XML warehousing research may be subdivided into three families. The first family focuses on Web data integration for decision-support purposes. However, actual XML warehouse models are not very elaborate. The second family of approaches is explicitly based on classical warehouse logical models (star-like schemas). The third family we identify relates to document warehousing. In addition, recent efforts aim at performing OLAP analyses over XML data.
XML Web Warehouses
The objective of these approaches is to gather XML Web sources and integrate them into a data warehouse. For instance, Xyleme (2001) is a dynamic warehouse for XML data from the Web that supports query evaluation, change control and data integration. No particular warehouse model is proposed, though.

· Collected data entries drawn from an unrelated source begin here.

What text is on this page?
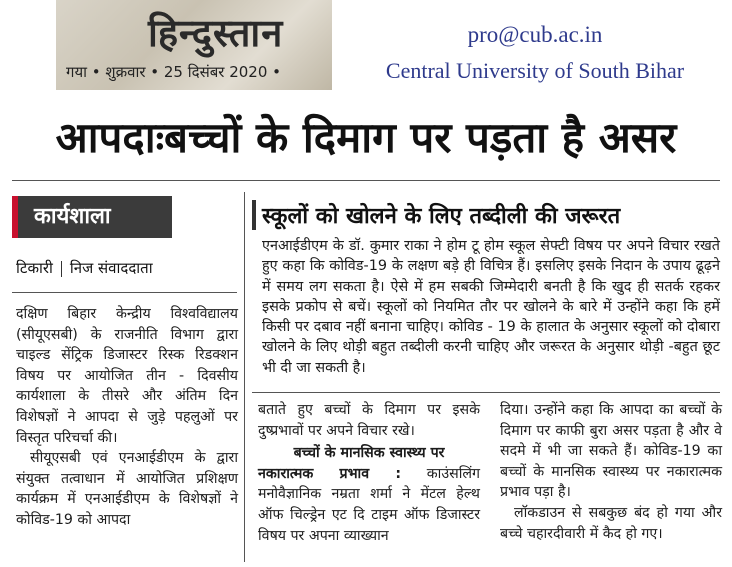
हिन्दुस्तान
गया • शुक्रवार • 25 दिसंबर 2020 •
pro@cub.ac.in
Central University of South Bihar
आपदाःबच्चों के दिमाग पर पड़ता है असर
कार्यशाला
टिकारी निज संवाददाता

दक्षिण बिहार केन्द्रीय विश्वविद्यालय (सीयूएसबी) के राजनीति विभाग द्वारा चाइल्ड सेंट्रिक डिजास्टर रिस्क रिडक्शन विषय पर आयोजित तीन - दिवसीय कार्यशाला के तीसरे और अंतिम दिन विशेषज्ञों ने आपदा से जुड़े पहलुओं पर विस्तृत परिचर्चा की।

सीयूएसबी एवं एनआईडीएम के द्वारा संयुक्त तत्वाधान में आयोजित प्रशिक्षण कार्यक्रम में एनआईडीएम के विशेषज्ञों ने कोविड-19 को आपदा

स्कूलों को खोलने के लिए तब्दीली की जरूरत
एनआईडीएम के डॉ. कुमार राका ने होम टू होम स्कूल सेफ्टी विषय पर अपने विचार रखते हुए कहा कि कोविड-19 के लक्षण बड़े ही विचित्र हैं। इसलिए इसके निदान के उपाय ढूढ़ने में समय लग सकता है। ऐसे में हम सबकी जिम्मेदारी बनती है कि खुद ही सतर्क रहकर इसके प्रकोप से बचें। स्कूलों को नियमित तौर पर खोलने के बारे में उन्होंने कहा कि हमें किसी पर दबाव नहीं बनाना चाहिए। कोविड - 19 के हालात के अनुसार स्कूलों को दोबारा खोलने के लिए थोड़ी बहुत तब्दीली करनी चाहिए और जरूरत के अनुसार थोड़ी -बहुत छूट भी दी जा सकती है।

बताते हुए बच्चों के दिमाग पर इसके दुष्प्रभावों पर अपने विचार रखे।

बच्चों के मानसिक स्वास्थ्य पर

नकारात्मक प्रभाव : काउंसलिंग मनोवैज्ञानिक नम्रता शर्मा ने मेंटल हेल्थ ऑफ चिल्ड्रेन एट दि टाइम ऑफ डिजास्टर विषय पर अपना व्याख्यान

दिया। उन्होंने कहा कि आपदा का बच्चों के दिमाग पर काफी बुरा असर पड़ता है और वे सदमे में भी जा सकते हैं। कोविड-19 का बच्चों के मानसिक स्वास्थ्य पर नकारात्मक प्रभाव पड़ा है।

लॉकडाउन से सबकुछ बंद हो गया और बच्चे चहारदीवारी में कैद हो गए।
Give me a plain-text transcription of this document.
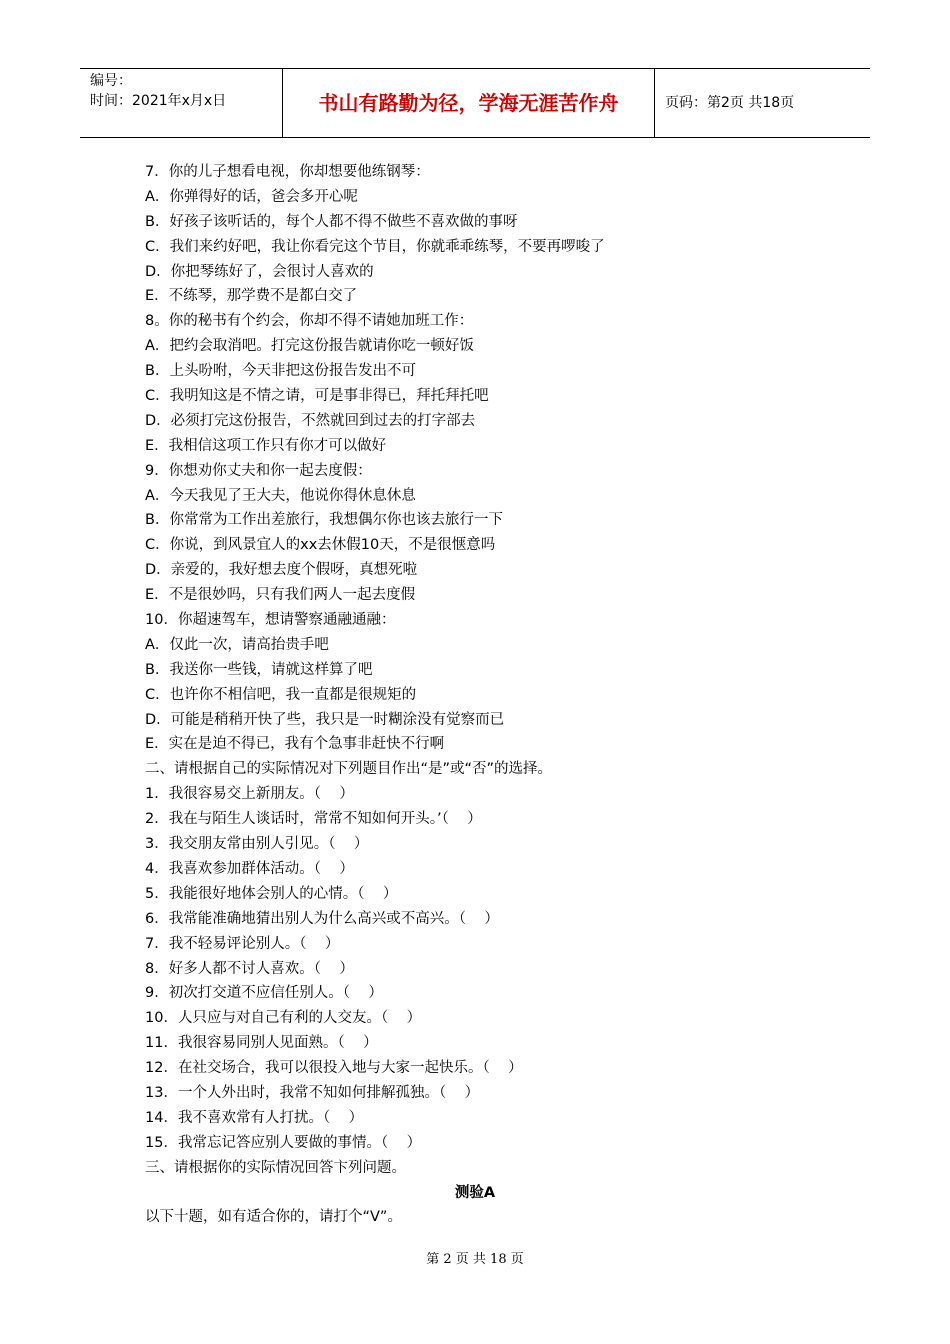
编号：
时间：2021年x月x日	书山有路勤为径，学海无涯苦作舟	页码：第2页 共18页
7．你的儿子想看电视，你却想要他练钢琴：
A．你弹得好的话，爸会多开心呢
B．好孩子该听话的，每个人都不得不做些不喜欢做的事呀
C．我们来约好吧，我让你看完这个节目，你就乖乖练琴，不要再啰唆了
D．你把琴练好了，会很讨人喜欢的
E．不练琴，那学费不是都白交了
8。你的秘书有个约会，你却不得不请她加班工作：
A．把约会取消吧。打完这份报告就请你吃一顿好饭
B．上头吩咐，今天非把这份报告发出不可
C．我明知这是不情之请，可是事非得已，拜托拜托吧
D．必须打完这份报告，不然就回到过去的打字部去
E．我相信这项工作只有你才可以做好
9．你想劝你丈夫和你一起去度假：
A．今天我见了王大夫，他说你得休息休息
B．你常常为工作出差旅行，我想偶尔你也该去旅行一下
C．你说，到风景宜人的xx去休假10天，不是很惬意吗
D．亲爱的，我好想去度个假呀，真想死啦
E．不是很妙吗，只有我们两人一起去度假
10．你超速驾车，想请警察通融通融：
A．仅此一次，请高抬贵手吧
B．我送你一些钱，请就这样算了吧
C．也许你不相信吧，我一直都是很规矩的
D．可能是稍稍开快了些，我只是一时糊涂没有觉察而已
E．实在是迫不得已，我有个急事非赶快不行啊
二、请根据自己的实际情况对下列题目作出“是”或“否”的选择。
1．我很容易交上新朋友。（    ）
2．我在与陌生人谈话时，常常不知如何开头。’（    ）
3．我交朋友常由别人引见。（    ）
4．我喜欢参加群体活动。（    ）
5．我能很好地体会别人的心情。（    ）
6．我常能准确地猜出别人为什么高兴或不高兴。（    ）
7．我不轻易评论别人。（    ）
8．好多人都不讨人喜欢。（    ）
9．初次打交道不应信任别人。（    ）
10．人只应与对自己有利的人交友。（    ）
11．我很容易同别人见面熟。（    ）
12．在社交场合，我可以很投入地与大家一起快乐。（    ）
13．一个人外出时，我常不知如何排解孤独。（    ）
14．我不喜欢常有人打扰。（    ）
15．我常忘记答应别人要做的事情。（    ）
三、请根据你的实际情况回答卞列问题。
测验A
以下十题，如有适合你的，请打个“V”。
第 2 页 共 18 页
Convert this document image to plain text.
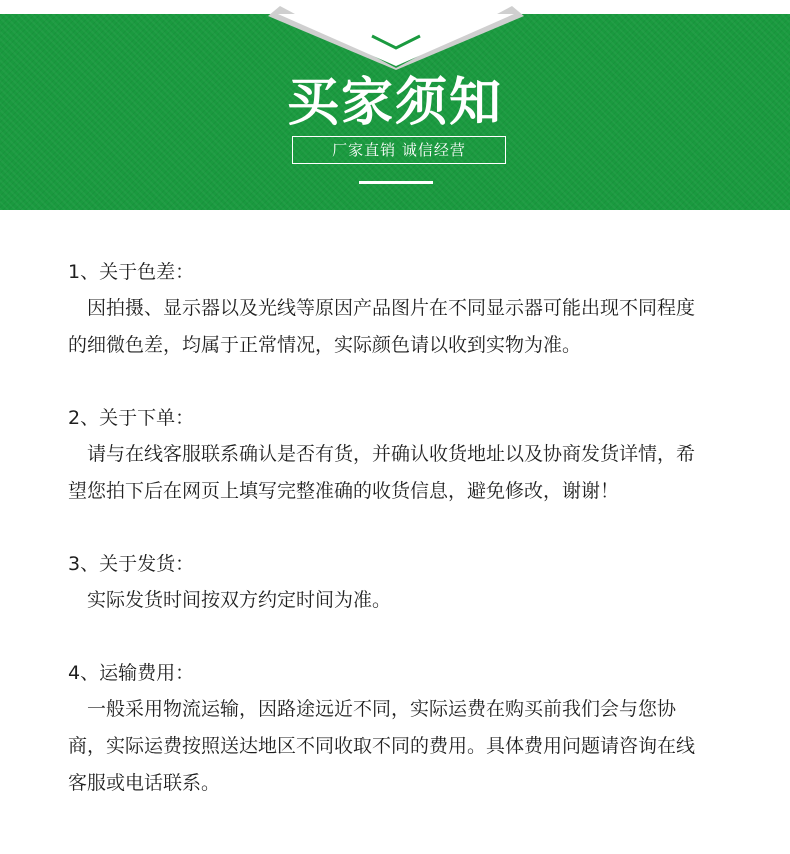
买家须知
厂家直销 诚信经营
1、关于色差：

因拍摄、显示器以及光线等原因产品图片在不同显示器可能出现不同程度的细微色差，均属于正常情况，实际颜色请以收到实物为准。

2、关于下单：

请与在线客服联系确认是否有货，并确认收货地址以及协商发货详情，希望您拍下后在网页上填写完整准确的收货信息，避免修改，谢谢！

3、关于发货：

实际发货时间按双方约定时间为准。

4、运输费用：

一般采用物流运输，因路途远近不同，实际运费在购买前我们会与您协商，实际运费按照送达地区不同收取不同的费用。具体费用问题请咨询在线客服或电话联系。
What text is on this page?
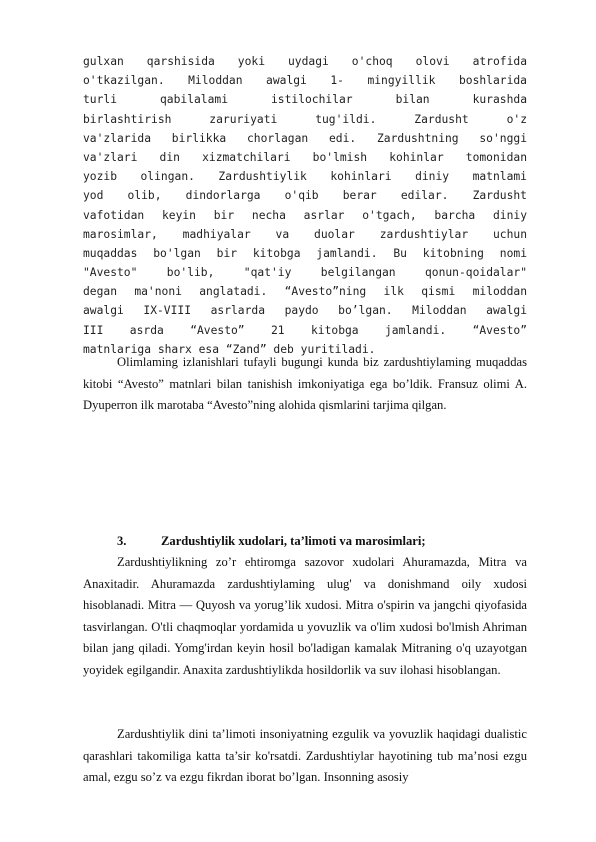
gulxan qarshisida yoki uydagi o'choq olovi atrofida
o'tkazilgan. Miloddan awalgi 1- mingyillik boshlarida
turli qabilalami istilochilar bilan kurashda
birlashtirish zaruriyati tug'ildi. Zardusht o'z
va'zlarida birlikka chorlagan edi. Zardushtning so'nggi
va'zlari din xizmatchilari bo'lmish kohinlar tomonidan
yozib olingan. Zardushtiylik kohinlari diniy matnlami
yod olib, dindorlarga o'qib berar edilar. Zardusht
vafotidan keyin bir necha asrlar o'tgach, barcha diniy
marosimlar, madhiyalar va duolar zardushtiylar uchun
muqaddas bo'lgan bir kitobga jamlandi. Bu kitobning nomi
"Avesto" bo'lib, "qat'iy belgilangan qonun-qoidalar"
degan ma'noni anglatadi. “Avesto”ning ilk qismi miloddan
awalgi IX-VIII asrlarda paydo bo’lgan. Miloddan awalgi
III asrda “Avesto” 21 kitobga jamlandi. “Avesto”
matnlariga sharx esa “Zand” deb yuritiladi.

Olimlaming izlanishlari tufayli bugungi kunda biz zardushtiylaming muqaddas kitobi “Avesto” matnlari bilan tanishish imkoniyatiga ega bo’ldik. Fransuz olimi A. Dyuperron ilk marotaba “Avesto”ning alohida qismlarini tarjima qilgan.

3.	Zardushtiylik xudolari, ta’limoti va marosimlari;

Zardushtiylikning zo’r ehtiromga sazovor xudolari Ahuramazda, Mitra va Anaxitadir. Ahuramazda zardushtiylaming ulug' va donishmand oily xudosi hisoblanadi. Mitra — Quyosh va yorug’lik xudosi. Mitra o'spirin va jangchi qiyofasida tasvirlangan. O'tli chaqmoqlar yordamida u yovuzlik va o'lim xudosi bo'lmish Ahriman bilan jang qiladi. Yomg'irdan keyin hosil bo'ladigan kamalak Mitraning o'q uzayotgan yoyidek egilgandir. Anaxita zardushtiylikda hosildorlik va suv ilohasi hisoblangan.

Zardushtiylik dini ta’limoti insoniyatning ezgulik va yovuzlik haqidagi dualistic qarashlari takomiliga katta ta’sir ko'rsatdi. Zardushtiylar hayotining tub ma’nosi ezgu amal, ezgu so’z va ezgu fikrdan iborat bo’lgan. Insonning asosiy
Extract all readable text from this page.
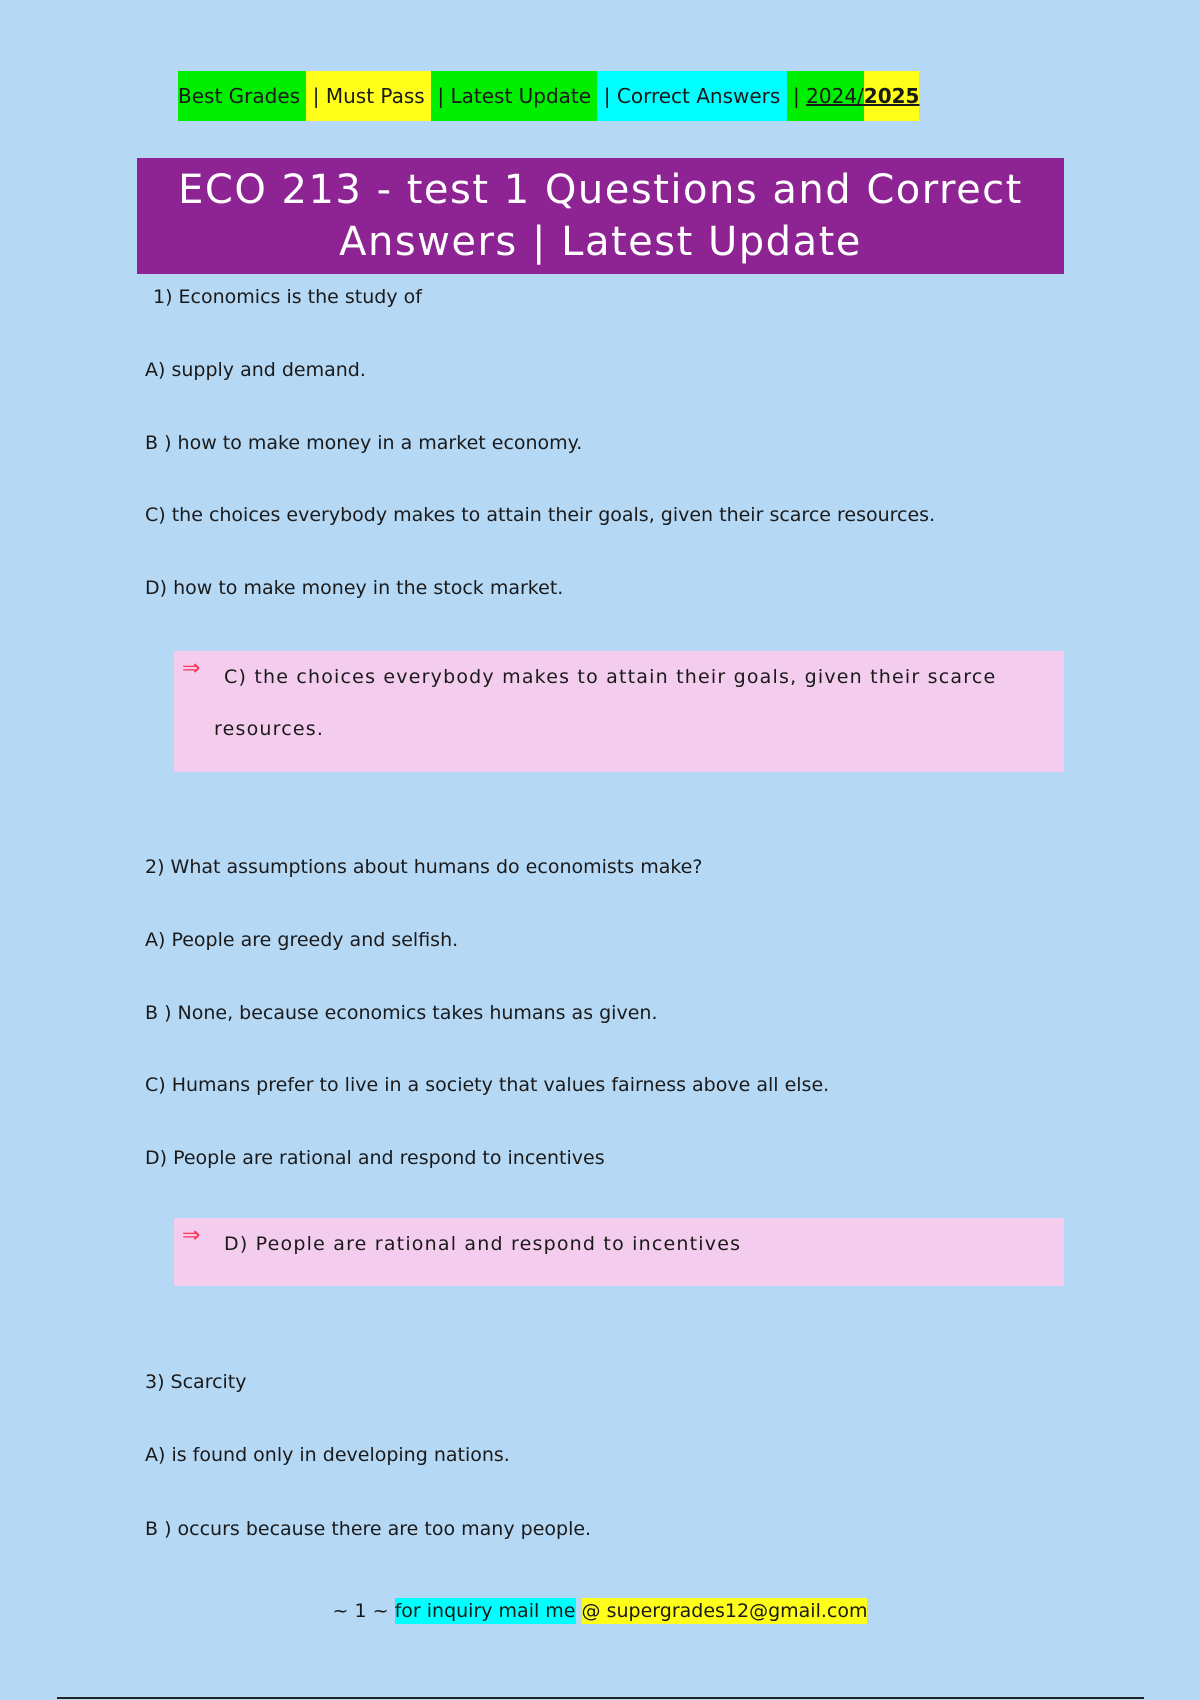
Best Grades | Must Pass | Latest Update | Correct Answers | 2024/ 2025
ECO 213 - test 1 Questions and Correct Answers | Latest Update
1) Economics is the study of
A) supply and demand.
B ) how to make money in a market economy.
C) the choices everybody makes to attain their goals, given their scarce resources.
D) how to make money in the stock market.
⇒	C) the choices everybody makes to attain their goals, given their scarce resources.
2) What assumptions about humans do economists make?
A) People are greedy and selfish.
B ) None, because economics takes humans as given.
C) Humans prefer to live in a society that values fairness above all else.
D) People are rational and respond to incentives
⇒ D) People are rational and respond to incentives
3) Scarcity
A) is found only in developing nations.
B ) occurs because there are too many people.
~ 1 ~ for inquiry mail me @ supergrades12@gmail.com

Golfarelli et al. (2001) propose a semi-automatic approach for building a data mart’s conceptual schema from XML sources. The authors show how multidimensional design may be carried out starting directly from XML sources and propose an algorithm for correctly inferring the information needed for data warehousing.
Finally, Vrdoljak et al. (2003) introduce the design of a Web warehouse that originates from XML Schemas describing operational sources. This method consists in preprocessing XML Schemas, in creating and transforming the schema graph, in selecting facts and in creating a logical schema that validates a data warehouse.
XML Data Warehouses
In his XML-star schema, Pokorný (2002) models a star schema in XML by defining dimension hierarchies as sets of logically connected collections of XML data, and facts as XML data elements.
Hümmer et al. (2003) propose a family of templates enabling the description of a multidimensional structure for integrating several data warehouses into a virtual or federated warehouse. These templates, collectively named XCube, consist of three kinds of XML documents with respect to specific schemas: XCubeSchema stores metadata; XCubeDimension describes dimensions and their hierarchy levels; and XCubeFact stores facts, i.e., measures and the corresponding dimensions.
Rusu et al. (2005) propose a methodology, based on the XQuery technology, for building XML data warehouses, which covers processes such as data cleaning, summarization, intermediating XML documents, updating/linking existing documents and creating fact tables. Facts and dimensions are represented by XML documents built with XQueries.
Park et al. (2005) introduce an XML warehousing framework where every fact and dimension is stored as an XML document. The proposed model features a single repository of XML documents for facts and multiple repositories for dimensions (one per dimension).
Eventually, Boussaïd et al. (2006) propose an XML-based methodology, X-Warehousing, for warehousing complex data (Darmont et al., 2005). They use XML Schema as a modeling language to represent users’ analysis needs, which are compared to complex data stored in heterogeneous XML sources. Information needed for building an XML cube is then extracted from these sources.